- Born: Beijing
- Occupation: Painter, cartoonist, writer, artist
- Spouse(s): Huang Miaozi

= Yu Feng =

Chinese painter, cartoonist and fashion designer (1916–2007)

Yu Feng (郁风; July 25, 1916 – ) was a Chinese painter, cartoonist, and fashion designer. She and Liang Baibo were China's first female cartoonists. Her husband was the artist Huang Miaozi.

== Life and career ==
Yu Feng was born on July 25, 1916, in Beijing, the daughter of magistrate Yu Hua (郁華). Her uncle was the famed writer Yu Dafu.

She graduated from the Central Academy of Fine Arts in Beijing. She later studied under painter Pan Yuliang.

Her cartooning career began in 1929 or 1930 with her first cartoon, an Aubrey Beardsley-influenced work, in Shanghai Manhua ("Shanghai Sketch"). In Shanghai she married fellow Shanghai Manhua artist Huang Miaozi. Their families had different political orientations and she was taller than him, but they remained married for over sixty years until her death in 2007. Throughout the 1930s, she continued to draw cartoons for magazines like the English-language Zhongguo Zhisheng ("Voice of China") and Jiuwang Ribao ("National Salvation Daily"). One example of her wartime work is the 1938 cartoon "Let the Gunfire of National Salvation Smash This Pair of Shackles", which depicts both nationalistic and gender liberation with its woman breaking the chains of shackles.

In 1955, Yu Feng was deputy editor of the magazine Xin Guancha ("New Observer") when it held a fourm on the future of Chinese fashion.
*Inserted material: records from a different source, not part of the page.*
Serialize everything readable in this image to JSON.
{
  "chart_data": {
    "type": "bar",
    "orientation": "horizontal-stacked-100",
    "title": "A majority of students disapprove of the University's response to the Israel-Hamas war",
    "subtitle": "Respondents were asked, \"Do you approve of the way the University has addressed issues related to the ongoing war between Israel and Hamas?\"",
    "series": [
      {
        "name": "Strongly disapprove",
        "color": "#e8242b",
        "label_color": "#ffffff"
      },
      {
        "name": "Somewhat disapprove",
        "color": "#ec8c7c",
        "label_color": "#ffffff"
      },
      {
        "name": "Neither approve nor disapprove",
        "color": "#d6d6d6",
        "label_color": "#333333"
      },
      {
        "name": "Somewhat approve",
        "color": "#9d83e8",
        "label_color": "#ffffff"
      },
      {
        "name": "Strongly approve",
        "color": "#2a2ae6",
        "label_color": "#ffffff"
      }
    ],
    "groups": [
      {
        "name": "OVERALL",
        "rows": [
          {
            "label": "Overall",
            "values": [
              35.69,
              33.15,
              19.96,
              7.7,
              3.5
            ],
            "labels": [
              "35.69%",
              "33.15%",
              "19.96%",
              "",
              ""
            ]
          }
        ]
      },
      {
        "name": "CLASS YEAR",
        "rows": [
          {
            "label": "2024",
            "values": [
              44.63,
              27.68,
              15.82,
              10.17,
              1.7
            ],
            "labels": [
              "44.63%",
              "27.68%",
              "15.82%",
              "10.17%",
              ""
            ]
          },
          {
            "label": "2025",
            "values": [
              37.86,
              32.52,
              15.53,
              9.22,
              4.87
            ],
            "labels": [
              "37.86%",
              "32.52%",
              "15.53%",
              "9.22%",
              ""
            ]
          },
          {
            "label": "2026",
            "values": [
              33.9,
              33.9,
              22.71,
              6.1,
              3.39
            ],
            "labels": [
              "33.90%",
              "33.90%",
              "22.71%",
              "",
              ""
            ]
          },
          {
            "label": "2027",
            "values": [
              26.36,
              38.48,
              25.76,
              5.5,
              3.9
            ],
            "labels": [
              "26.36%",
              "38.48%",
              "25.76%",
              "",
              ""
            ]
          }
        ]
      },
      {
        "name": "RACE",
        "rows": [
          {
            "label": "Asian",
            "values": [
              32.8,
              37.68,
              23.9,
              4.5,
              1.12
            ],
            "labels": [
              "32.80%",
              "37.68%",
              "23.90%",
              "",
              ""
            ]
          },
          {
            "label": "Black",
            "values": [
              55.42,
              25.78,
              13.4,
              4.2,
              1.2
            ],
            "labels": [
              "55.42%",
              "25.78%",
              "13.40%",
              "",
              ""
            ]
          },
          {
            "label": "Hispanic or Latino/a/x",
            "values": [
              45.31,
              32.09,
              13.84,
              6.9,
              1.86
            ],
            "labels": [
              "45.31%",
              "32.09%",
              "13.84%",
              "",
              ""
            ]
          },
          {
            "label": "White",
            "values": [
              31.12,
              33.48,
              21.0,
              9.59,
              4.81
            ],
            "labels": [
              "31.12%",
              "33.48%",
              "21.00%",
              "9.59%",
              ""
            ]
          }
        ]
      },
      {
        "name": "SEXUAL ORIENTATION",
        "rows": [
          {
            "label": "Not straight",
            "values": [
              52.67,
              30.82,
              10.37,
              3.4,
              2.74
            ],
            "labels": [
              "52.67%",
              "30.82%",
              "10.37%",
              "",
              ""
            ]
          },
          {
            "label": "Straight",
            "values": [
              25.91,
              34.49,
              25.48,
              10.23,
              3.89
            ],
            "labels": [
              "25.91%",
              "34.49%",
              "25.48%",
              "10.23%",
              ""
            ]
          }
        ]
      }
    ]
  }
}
Yu Feng was placed in charge of a national campaign for "dress reform", focusing on matters such as economic frugality, traditional folk dress, and national identity.
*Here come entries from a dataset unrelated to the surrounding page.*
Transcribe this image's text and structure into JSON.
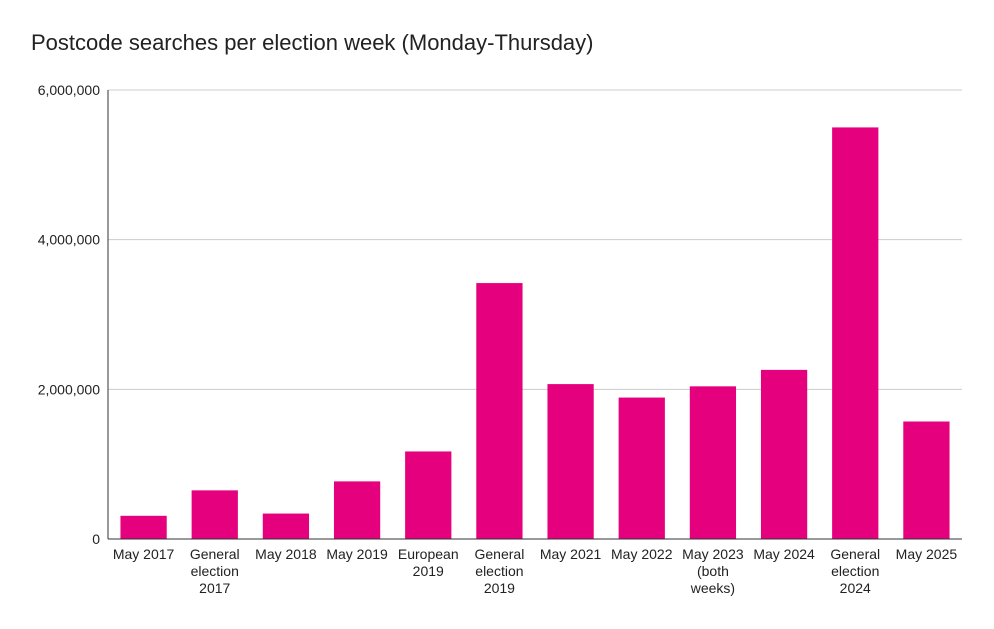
{
  "chart_data": {
    "type": "bar",
    "title": "Postcode searches per election week (Monday-Thursday)",
    "xlabel": "",
    "ylabel": "",
    "ylim": [
      0,
      6000000
    ],
    "yticks": [
      0,
      2000000,
      4000000,
      6000000
    ],
    "ytick_labels": [
      "0",
      "2,000,000",
      "4,000,000",
      "6,000,000"
    ],
    "grid": true,
    "legend": "none",
    "bar_color": "#E5007D",
    "categories": [
      "May 2017",
      "General election 2017",
      "May 2018",
      "May 2019",
      "European 2019",
      "General election 2019",
      "May 2021",
      "May 2022",
      "May 2023 (both weeks)",
      "May 2024",
      "General election 2024",
      "May 2025"
    ],
    "category_lines": [
      [
        "May 2017"
      ],
      [
        "General",
        "election",
        "2017"
      ],
      [
        "May 2018"
      ],
      [
        "May 2019"
      ],
      [
        "European",
        "2019"
      ],
      [
        "General",
        "election",
        "2019"
      ],
      [
        "May 2021"
      ],
      [
        "May 2022"
      ],
      [
        "May 2023",
        "(both",
        "weeks)"
      ],
      [
        "May 2024"
      ],
      [
        "General",
        "election",
        "2024"
      ],
      [
        "May 2025"
      ]
    ],
    "values": [
      310000,
      650000,
      340000,
      770000,
      1170000,
      3420000,
      2070000,
      1890000,
      2040000,
      2260000,
      5500000,
      1570000
    ]
  }
}
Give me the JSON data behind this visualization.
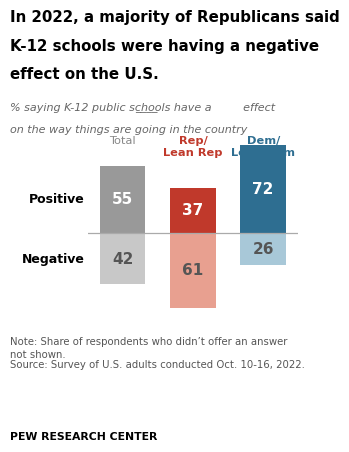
{
  "title_lines": [
    "In 2022, a majority of Republicans said",
    "K-12 schools were having a negative",
    "effect on the U.S."
  ],
  "subtitle_line1": "% saying K-12 public schools have a        effect",
  "subtitle_line2": "on the way things are going in the country",
  "subtitle_underline": "____",
  "categories": [
    "Total",
    "Rep/\nLean Rep",
    "Dem/\nLean Dem"
  ],
  "positive_values": [
    55,
    37,
    72
  ],
  "negative_values": [
    42,
    61,
    26
  ],
  "positive_colors": [
    "#999999",
    "#c0392b",
    "#2e6e91"
  ],
  "negative_colors": [
    "#c8c8c8",
    "#e8a090",
    "#a8c8d8"
  ],
  "pos_text_colors": [
    "white",
    "white",
    "white"
  ],
  "neg_text_colors": [
    "#555555",
    "#555555",
    "#555555"
  ],
  "row_labels": [
    "Positive",
    "Negative"
  ],
  "category_colors": [
    "#888888",
    "#c0392b",
    "#2e6e91"
  ],
  "note": "Note: Share of respondents who didn’t offer an answer\nnot shown.",
  "source": "Source: Survey of U.S. adults conducted Oct. 10-16, 2022.",
  "footer": "PEW RESEARCH CENTER",
  "bg_color": "#ffffff"
}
Beginning in the early 1940s, Yu Feng and Huang Miaozi were part of a group of artists, writers, and other cultural figures in Shanghai and Chongqing later known as "The Layabouts Lodge" (Erliu Tang 二流堂). During the Cultural Revolution of 1966 to 1976, the members of the Layabouts Lodge were denounced and many were imprisoned. Yu Feng and Huang Miaozi were imprisoned separately for seven years. Yu Feng made paintings out of readily available materials like toilet paper, soap, and candy wrappers. Both artists were politically rehabilitated after the Cultural Revolution and continued to exhibit art in China and throughout the world.

After the Tiananmen Square Massacre in 1989, Yu Feng and Huang Miaozi moved to Brisbane and became Australian citizens, but the couple later returned to China.

Yu Feng died in 2007. In 2011, the Selected Essays of Yu Feng was published, which contained articles reflecting on her work in cartooning, art, and fashion.